Pep6 – Ac-LRFF-NH₂: ESI (m/z) [MH]⁺ 623; [MNa]⁺ 645^; [MK]⁺ 661.

Pep7 – Ac-LRFFDK-NH₂: ESI (m/z) [MH]⁺ 866.4.

Pep8 – Ac-DFFRLP-NH₂: ESI (m/z) [MH]⁺ 835.6.

Pep9 – Ac-FFRL-NH₂: ESI (m/z) [MH]⁺ 623.4.

Pep10 – Ac-KDFFRL-NH₂: [MH₂]²⁺ 433.8; [MH]⁺ 866.4.

Pep11 – Ac-FFRLPD-NH₂: ESI (m/z) [MH]⁺ 835.6.

Pep12 – Ac-PLR-NaI-D-NH₂: ESI (m/z) [MH]⁺ 738.4.

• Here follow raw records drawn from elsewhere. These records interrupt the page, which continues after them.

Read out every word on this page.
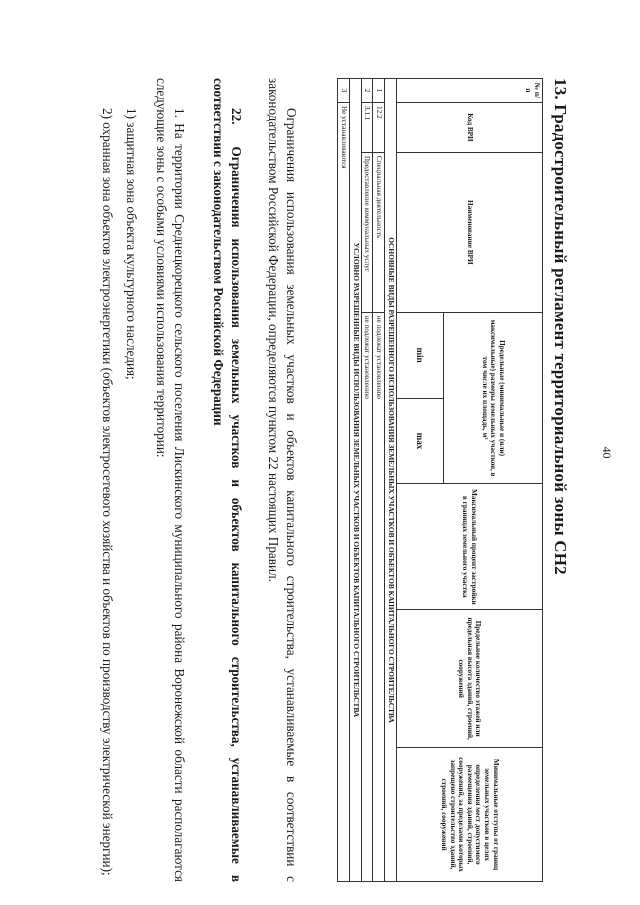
40
13. Градостроительный регламент территориальной зоны СН2
№ п/п	Код ВРИ	Наименование ВРИ	Предельные (минимальные и (или) максимальные) размеры земельных участков, в том числе их площадь, м²		Максимальный процент застройки в границах земельного участка	Предельное количество этажей или предельная высота зданий, строений, сооружений	Минимальные отступы от границ земельных участков в целях определения мест допустимого размещения зданий, строений, сооружений, за пределами которых запрещено строительство зданий, строений, сооружений
			min	max			
ОСНОВНЫЕ ВИДЫ РАЗРЕШЕННОГО ИСПОЛЬЗОВАНИЯ ЗЕМЕЛЬНЫХ УЧАСТКОВ И ОБЪЕКТОВ КАПИТАЛЬНОГО СТРОИТЕЛЬСТВА							
1	12.2	Специальная деятельность	не подлежат установлению				
2	3.1.1	Предоставление коммунальных услуг	не подлежат установлению				
УСЛОВНО РАЗРЕШЕННЫЕ ВИДЫ ИСПОЛЬЗОВАНИЯ ЗЕМЕЛЬНЫХ УЧАСТКОВ И ОБЪЕКТОВ КАПИТАЛЬНОГО СТРОИТЕЛЬСТВА							
3	Не устанавливаются						
Ограничения использования земельных участков и объектов капитального строительства, устанавливаемые в соответствии с законодательством Российской Федерации, определяются пунктом 22 настоящих Правил.
22.Ограничения использования земельных участков и объектов капитального строительства, устанавливаемые в соответствии с законодательством Российской Федерации
1. На территории Среднецкорецкого сельского поселения Лискинского муниципального района Воронежской области располагаются следующие зоны с особыми условиями использования территории:
1) защитная зона объекта культурного наследия;
2) охранная зона объектов электроэнергетики (объектов электросетевого хозяйства и объектов по производству электрической энергии);
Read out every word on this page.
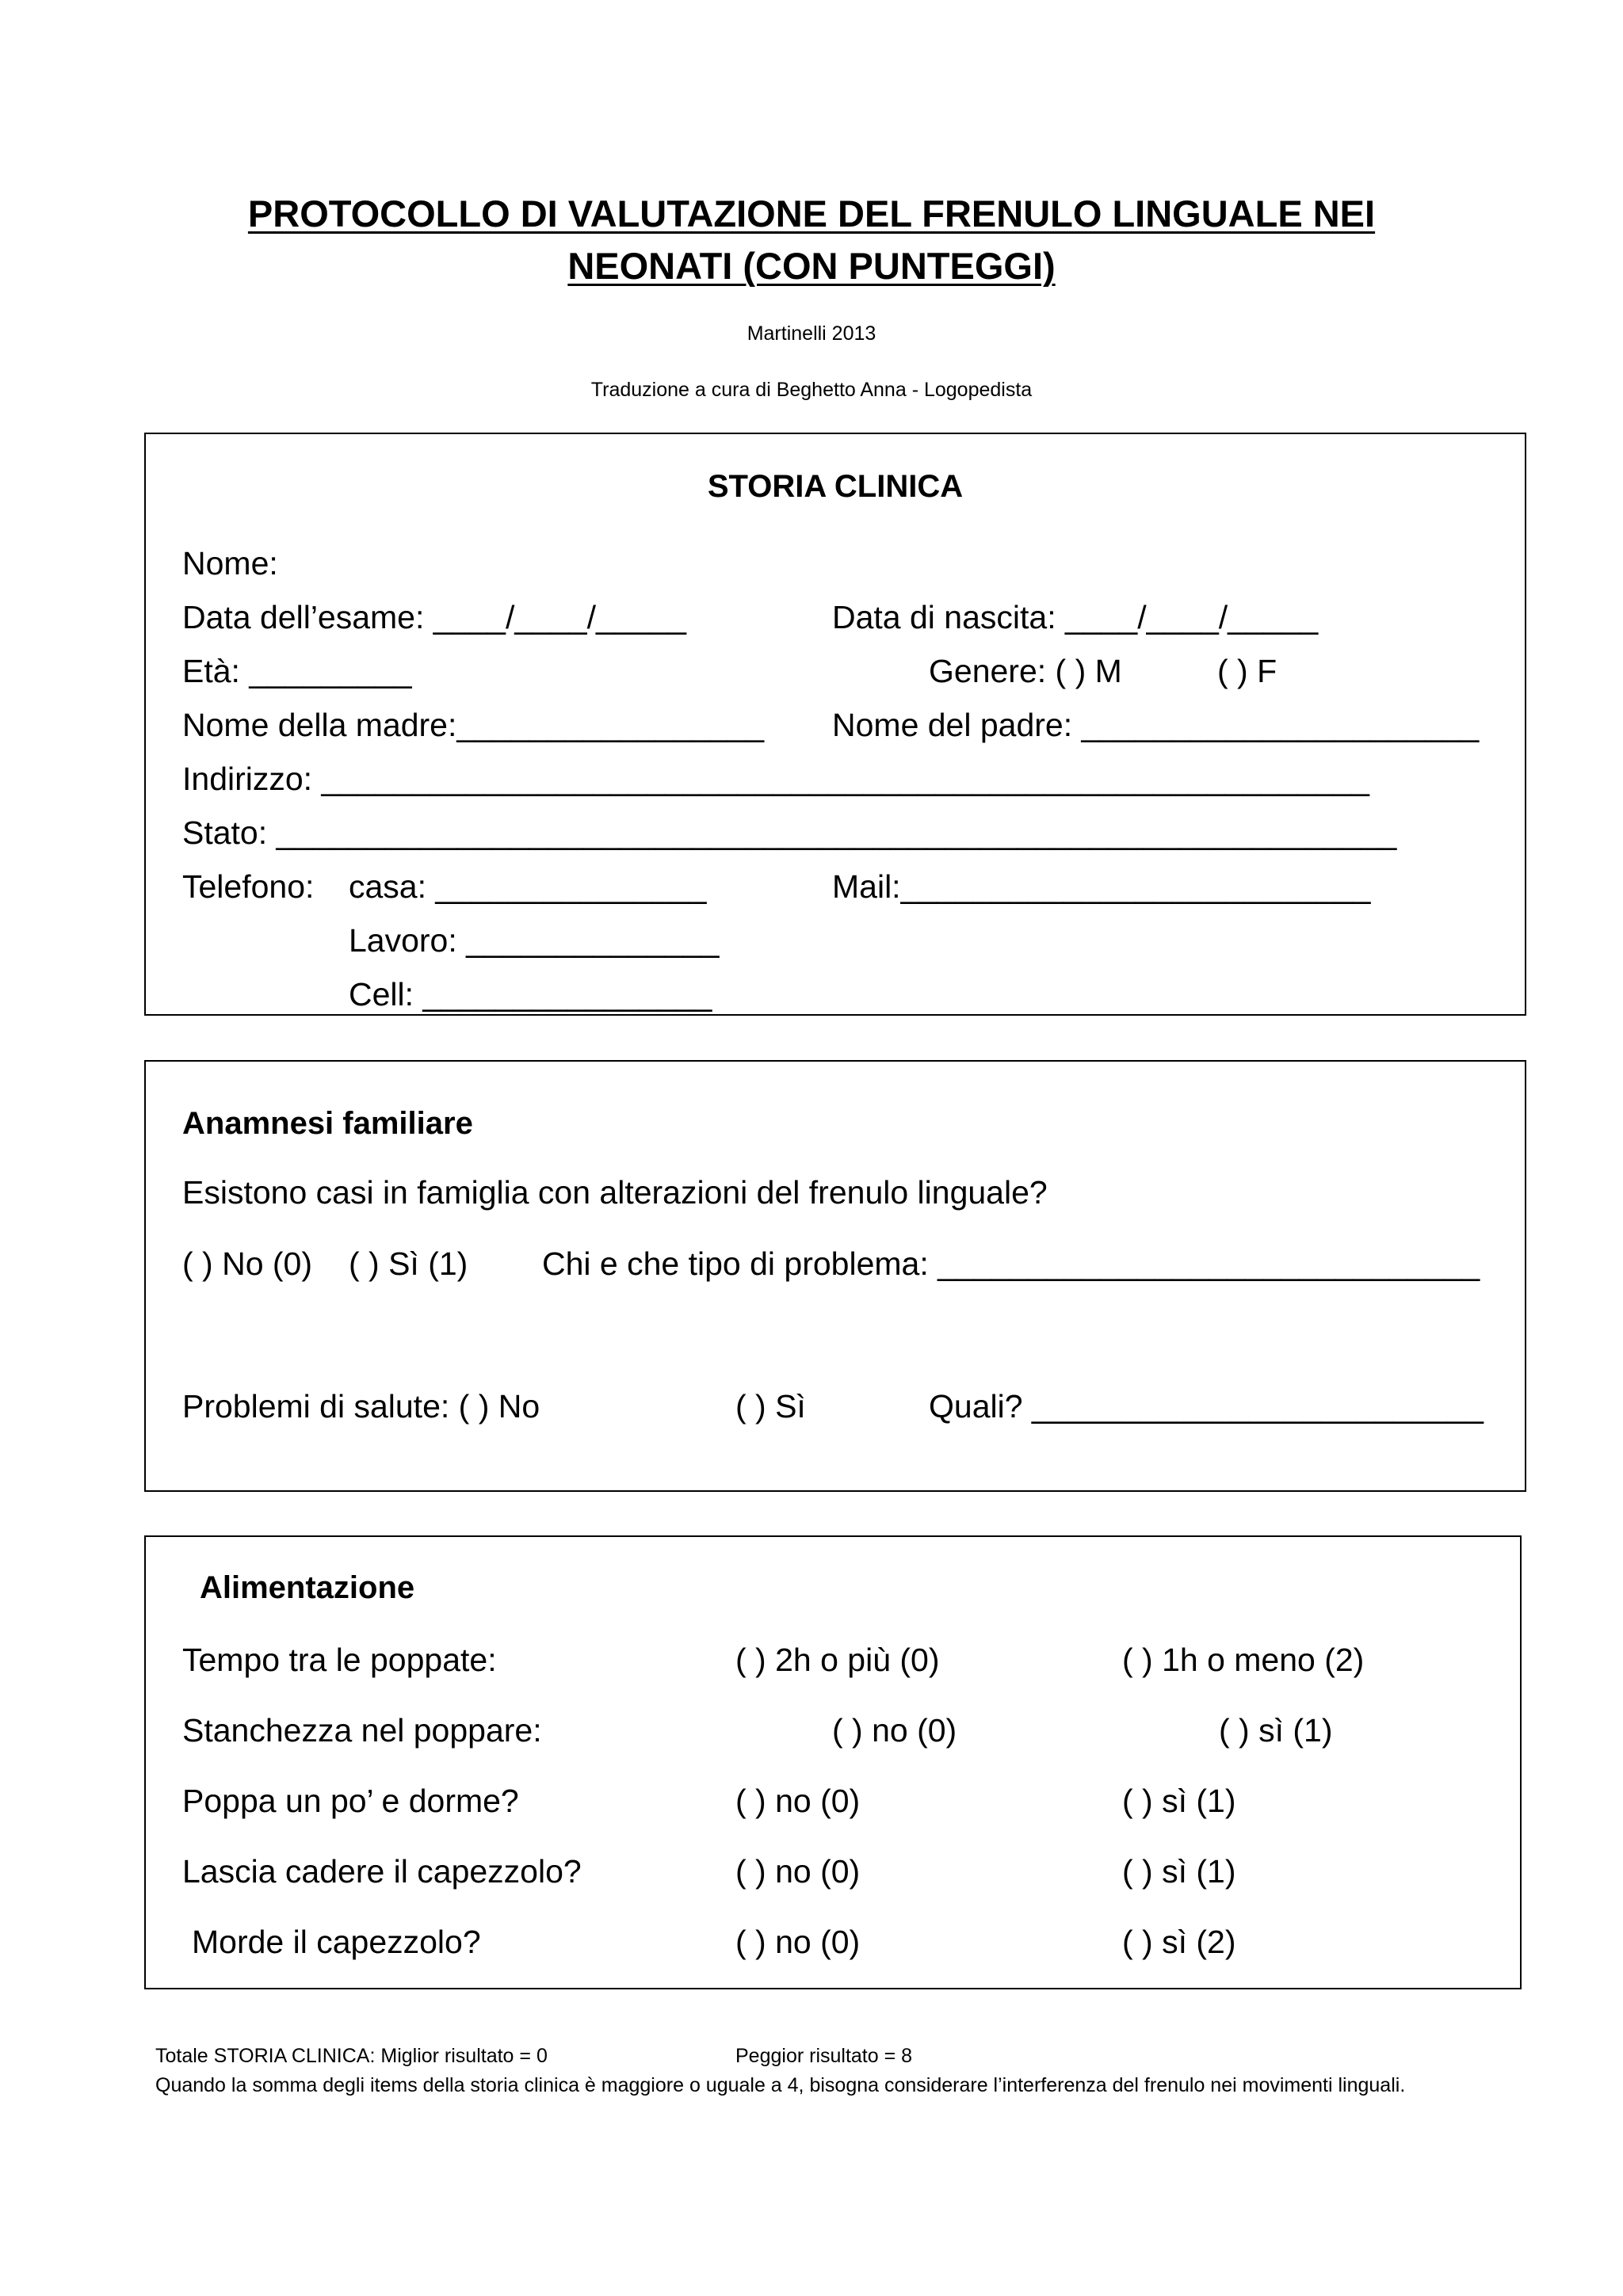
PROTOCOLLO DI VALUTAZIONE DEL FRENULO LINGUALE NEI
NEONATI (CON PUNTEGGI)
Martinelli 2013
Traduzione a cura di Beghetto Anna - Logopedista
STORIA CLINICA
Nome:
Data dell’esame: ____/____/_____	Data di nascita: ____/____/_____
Età: _________	Genere: ( ) M	( ) F
Nome della madre:_________________ Nome del padre: ______________________
Indirizzo: __________________________________________________________
Stato: ______________________________________________________________
Telefono: casa: _______________	Mail:__________________________
Lavoro: ______________
Cell: ________________
Anamnesi familiare
Esistono casi in famiglia con alterazioni del frenulo linguale?
( ) No (0) ( ) Sì (1) Chi e che tipo di problema: ______________________________
Problemi di salute: ( ) No	( ) Sì	Quali? _________________________
Alimentazione
Tempo tra le poppate:	( ) 2h o più (0)	( ) 1h o meno (2)
Stanchezza nel poppare:	( ) no (0)	( ) sì (1)
Poppa un po’ e dorme?	( ) no (0)	( ) sì (1)
Lascia cadere il capezzolo?	( ) no (0)	( ) sì (1)
Morde il capezzolo?	( ) no (0)	( ) sì (2)
Totale STORIA CLINICA: Miglior risultato = 0	Peggior risultato = 8
Quando la somma degli items della storia clinica è maggiore o uguale a 4, bisogna considerare l’interferenza del frenulo nei movimenti linguali.
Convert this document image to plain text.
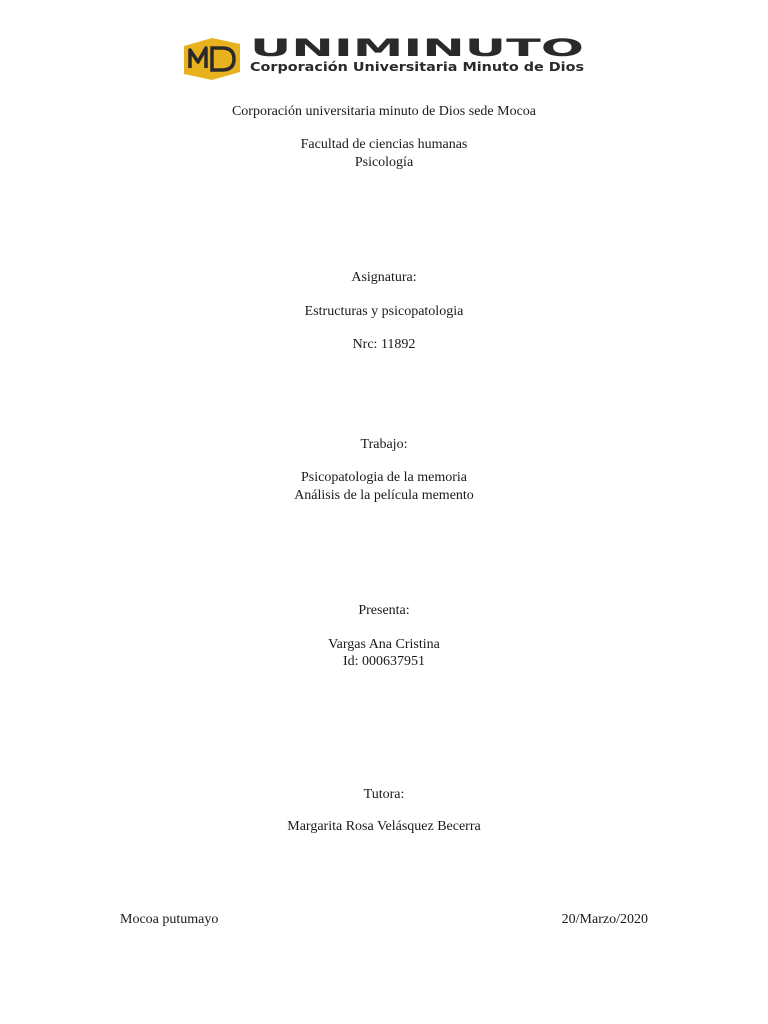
UNIMINUTO
Corporación Universitaria Minuto de Dios
Corporación universitaria minuto de Dios sede Mocoa
Facultad de ciencias humanas
Psicología
Asignatura:
Estructuras y psicopatologia
Nrc: 11892
Trabajo:
Psicopatologia de la memoria
Análisis de la película memento
Presenta:
Vargas Ana Cristina
Id: 000637951
Tutora:
Margarita Rosa Velásquez Becerra
Mocoa putumayo	20/Marzo/2020
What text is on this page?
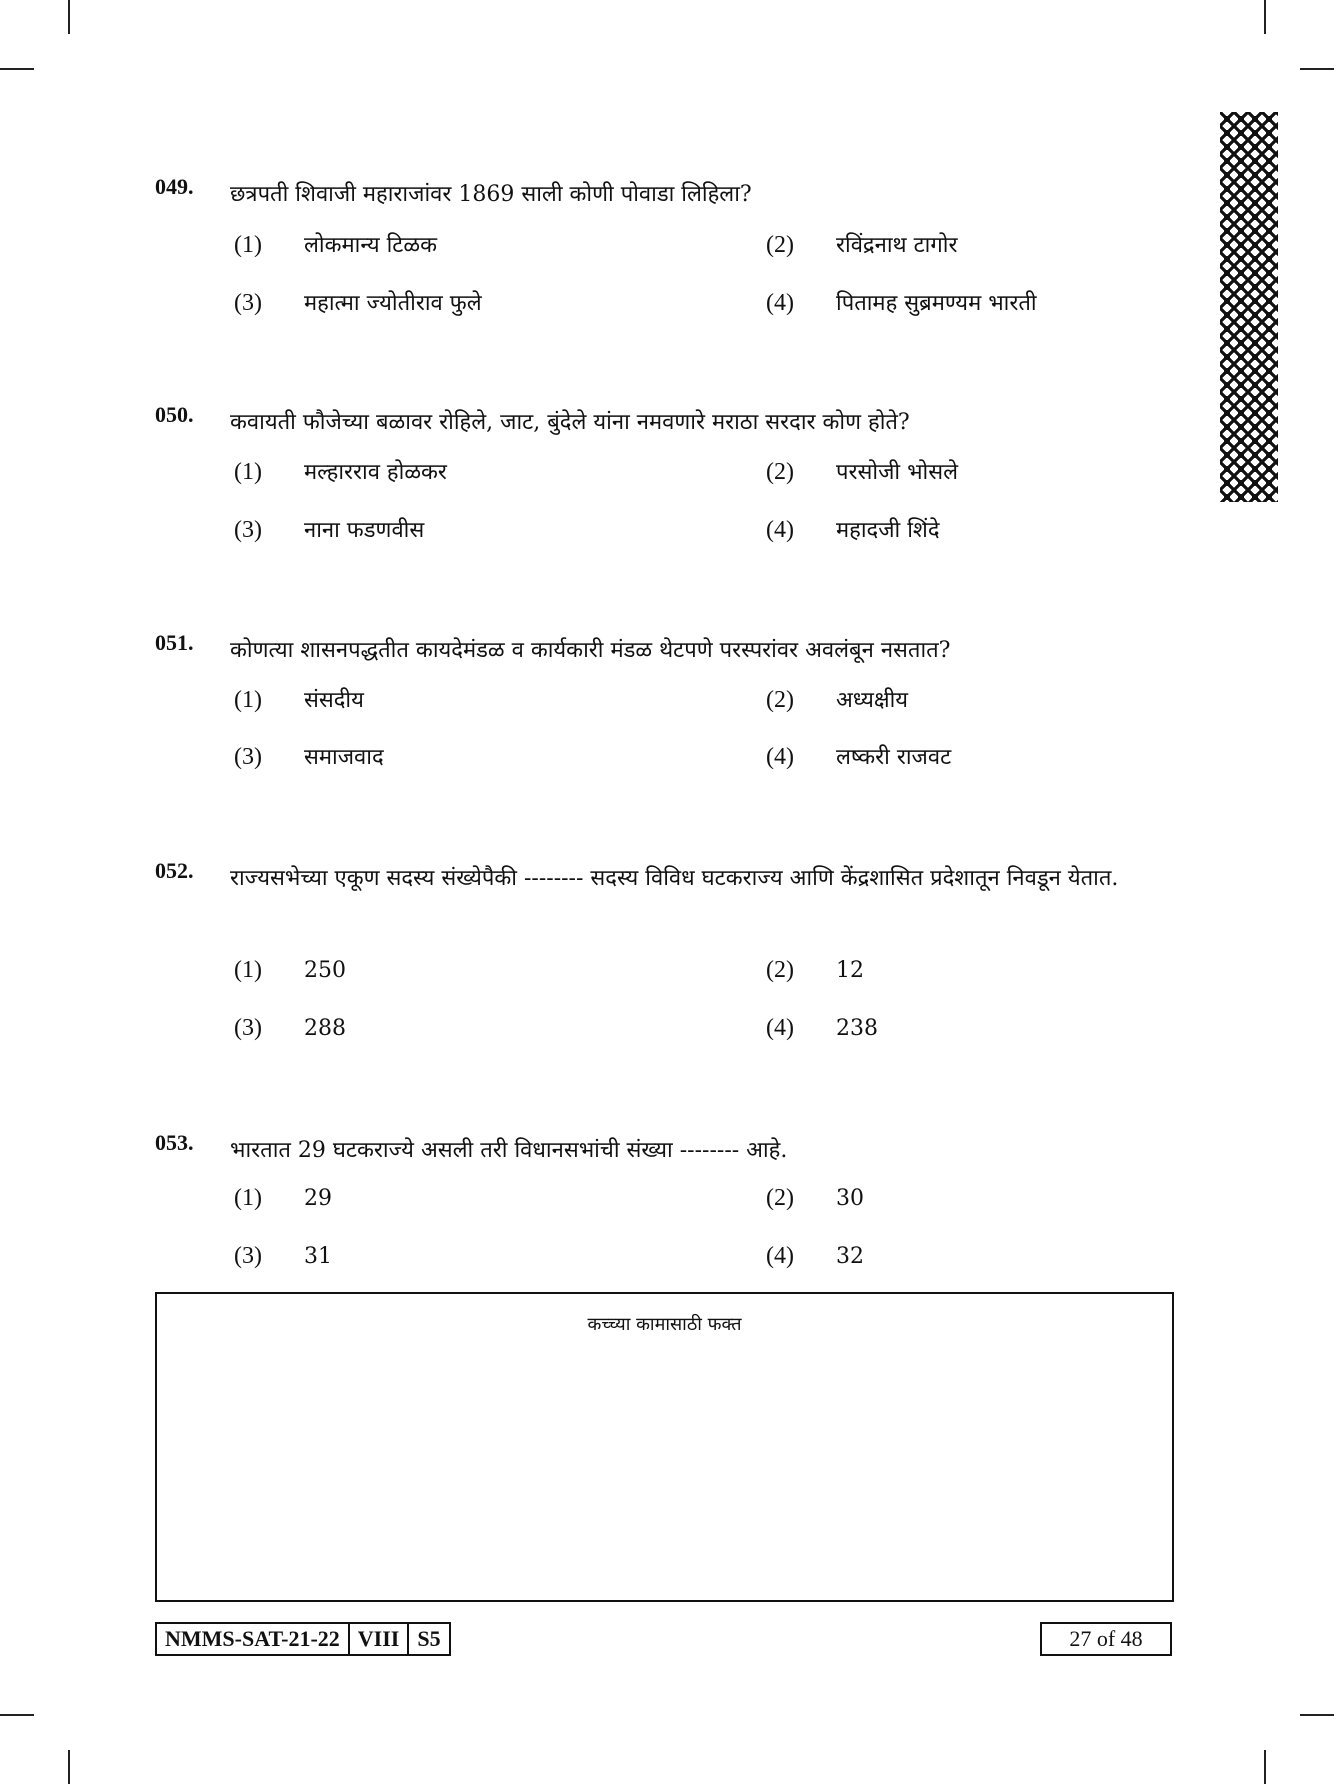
049. छत्रपती शिवाजी महाराजांवर 1869 साली कोणी पोवाडा लिहिला?
(1) लोकमान्य टिळक	(2) रविंद्रनाथ टागोर
(3) महात्मा ज्योतीराव फुले	(4) पितामह सुब्रमण्यम भारती
050. कवायती फौजेच्या बळावर रोहिले, जाट, बुंदेले यांना नमवणारे मराठा सरदार कोण होते?
(1) मल्हारराव होळकर	(2) परसोजी भोसले
(3) नाना फडणवीस	(4) महादजी शिंदे
051. कोणत्या शासनपद्धतीत कायदेमंडळ व कार्यकारी मंडळ थेटपणे परस्परांवर अवलंबून नसतात?
(1) संसदीय	(2) अध्यक्षीय
(3) समाजवाद	(4) लष्करी राजवट
052. राज्यसभेच्या एकूण सदस्य संख्येपैकी -------- सदस्य विविध घटकराज्य आणि केंद्रशासित प्रदेशातून निवडून येतात.
(1) 250	(2) 12
(3) 288	(4) 238
053. भारतात 29 घटकराज्ये असली तरी विधानसभांची संख्या -------- आहे.
(1) 29	(2) 30
(3) 31	(4) 32
कच्च्या कामासाठी फक्त
NMMS-SAT-21-22 VIII S5	27 of 48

Pep13 – Ac-PLRFAD-NH₂: ESI (m/z) [MH]⁺ 759.4.

Pep14 – Ac-PLRAFD-NH₂: ESI (m/z) [MH]⁺ 759.4; [MNa]⁺ 781.4.

Pep15 – Ac-HKKIHKK-NH₂: ESI (m/z) [MH₃]³⁺ 320.7; [MH₂]²⁺ 480.5; [MH]⁺ 959.7.

Pep16 – Ac-NTLDPK-NH₂: ESI (m/z) [MH]⁺ 728.5.

Pep17 – Ac-PLAPYD-NH₂: ESI (m/z) [MH]⁺ 851.4.

Pep18 – Tetrzaol-FFRLP-NH₂: ESI (m/z) [MH]⁺ 788.3; [MNa]⁺ 810.4.

Pep19 – Ac-LRAA-NH₂: ESI (m/z) [MH]⁺ 471.